La Ballade de Narayama (Palme d’or 1983), réalisée par Shôhei Imamura, ici dans sa version 4K, raconte l’histoire d’un village de montagne reculé où la rareté de la nourriture conduit la petite population s’agrandissant à une politique acceptée de tous dans laquelle les parents portent des membres de la famille de 70 ans à mourir dans la montagne de Narayama.
La Ballade de Narayama se construit autour de cette « tradition » qui peut sembler radicale, voire abusive mais qui, dans ce village où la famine règne, semble normale pour ses habitants, un village où les mort-nés pourrissent dans les champs pour faire l’engrais. Il n’y a pas que la famine mais aussi la violence sexuelle et la saleté qui viennent ajouter à ce tableau réaliste d’Imamura une grande puissance naturaliste.
L’animalité humaine
La Ballade de Narayama vient ici fouiller et disséquer ses personnages pour montrer toute leur animalité découlant de la pression sociale, à l’image de la famille de voleurs qui va être sujet au jugement du village et être ensuite éliminée, tuée et enterrée vivante dans la froideur la plus totale. Scène aux consonances horrifiques dont la puissance est décuplée par le fait qu’Imamura dépeint durant tout le film le quotidien des villageois de façon anthropologique voire ethnographique, la caméra se plaçant dans un point de vue où nous sommes témoins des pratiques du village et le contraste entre la vie tranquille, quotidienne et ce genre d’actes qui en décuple donc la puissance de ces derniers.

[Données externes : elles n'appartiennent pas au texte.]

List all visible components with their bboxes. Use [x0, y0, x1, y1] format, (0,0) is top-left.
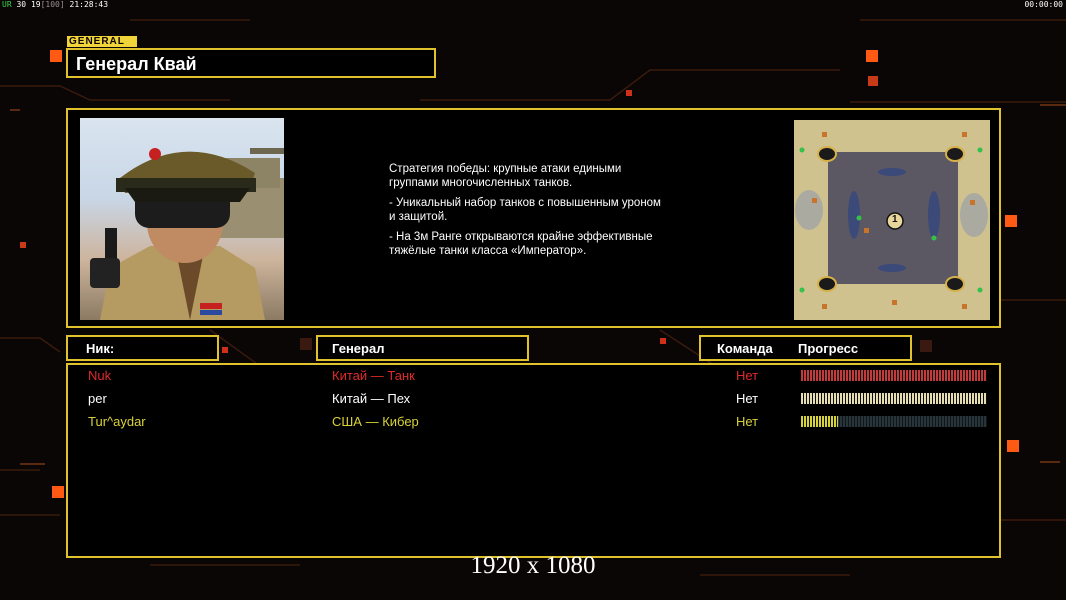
column-header-label: Прогресс: [798, 341, 859, 356]
strategy-description: Стратегия победы: крупные атаки едиными …: [389, 162, 719, 264]
strategy-line: - Уникальный набор танков с повышенным у…: [389, 197, 661, 223]
overlay-stat: 19: [30, 0, 41, 9]
strategy-line: Стратегия победы: крупные атаки едиными …: [389, 163, 622, 189]
overlay-stat: 30: [16, 0, 27, 9]
player-nick: per: [88, 391, 107, 406]
player-general: Китай — Пех: [332, 391, 411, 406]
decor-square: [1007, 440, 1019, 452]
decor-square: [920, 340, 932, 352]
column-header-label: Ник:: [86, 341, 115, 356]
decor-square: [866, 50, 878, 62]
progress-bar: [801, 370, 987, 381]
overlay-stats: UR 30 19[100] 21:28:43: [2, 0, 108, 9]
players-list: Nuk Китай — Танк Нет per Китай — Пех Нет…: [66, 363, 1001, 558]
progress-fill: [801, 370, 987, 381]
progress-fill: [801, 393, 987, 404]
resolution-label: 1920 x 1080: [470, 552, 596, 579]
column-header-general: Генерал: [316, 335, 529, 361]
decor-square: [660, 338, 666, 344]
progress-bar: [801, 393, 987, 404]
general-portrait-image: [90, 148, 284, 320]
general-name: Генерал Квай: [76, 54, 197, 74]
progress-fill: [801, 416, 839, 427]
map-preview[interactable]: 1: [794, 120, 990, 320]
general-portrait: [80, 118, 284, 320]
decor-square: [626, 90, 632, 96]
map-center-label: 1: [892, 214, 898, 225]
decor-square: [222, 347, 228, 353]
strategy-line: - На 3м Ранге открываются крайне эффекти…: [389, 231, 653, 257]
decor-square: [50, 50, 62, 62]
overlay-timer: 00:00:00: [1024, 0, 1063, 9]
overlay-stat: UR: [2, 0, 12, 9]
player-team: Нет: [736, 414, 759, 429]
player-row: Tur^aydar США — Кибер Нет: [68, 412, 1003, 432]
decor-square: [300, 338, 312, 350]
general-name-box: Генерал Квай: [66, 48, 436, 78]
player-general: США — Кибер: [332, 414, 419, 429]
decor-square: [20, 242, 26, 248]
decor-square: [1005, 215, 1017, 227]
column-header-label: Генерал: [332, 341, 385, 356]
decor-square: [868, 76, 878, 86]
overlay-clock: 21:28:43: [69, 0, 109, 9]
column-header-label: Команда: [717, 341, 773, 356]
player-row: Nuk Китай — Танк Нет: [68, 366, 1003, 386]
player-general: Китай — Танк: [332, 368, 415, 383]
column-header-team-progress: Команда Прогресс: [699, 335, 912, 361]
player-row: per Китай — Пех Нет: [68, 389, 1003, 409]
overlay-stat: [100]: [40, 0, 65, 9]
column-header-nick: Ник:: [66, 335, 219, 361]
progress-bar: [801, 416, 987, 427]
player-nick: Nuk: [88, 368, 112, 383]
player-team: Нет: [736, 368, 759, 383]
general-tag: GENERAL: [67, 36, 137, 47]
player-nick: Tur^aydar: [88, 414, 146, 429]
decor-square: [52, 486, 64, 498]
player-team: Нет: [736, 391, 759, 406]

Les amants s’entrelacent dans les feuilles, à même la terre comme deux serpents s’enroulant l’un autour de l’autres. Imamura refait sortir cette animalité aussi par le montage intégrant des plans d’animaux en pleine action imités symboliquement par les personnages. Tantôt l’accouplement donc, tantôt le serpent mangeant la souris, représentant le plus fort ne laissant aucune chance au plus faible.
Une quête ésotérique
Ici l’humain n’est pas malin, il est borné, bourru, sadique et soumis à ses pulsions autant sexuelles à l’image du « puant » en constante recherche de rapports sexuels. Chaque personnage suit une quête qui lui est propre.
La grand-mère Orin veut monter en haut de la montagne pour accomplir cette tradition de survie et pour cela elle va jusqu’à se briser les dents elle-même sur le rebords d’un puits. Mais avant cela, elle veut trouver une femme pour son fils Tatsuhei, qui, quant à lui, veut à tout prix éviter de ressembler à son père.
Dans une séquence finale dans laquelle ce dernier emmène sa mère Orin au mont Narayama dans une totale absence de dialogues, on ressent tout le poids du monde qui entoure les personnages, tant par le village, par les responsabilités et par la nature. Toute l’ascension se pose ici comme une catharsis silencieuse mettant à nu le fils et sa mère.
Imamura nous propose un tableau de l’humain dans sa nature brute. Il est un animal cruel qui chasse pour sa survie et son propre plaisir sadique. Il tend à se reproduire et à éliminer les menaces qui pèsent sur « sa meute ». Mais il est surtout naïf par ses croyances, fasciné par un flocon de neige signe de la pureté qui lui semble inatteignable.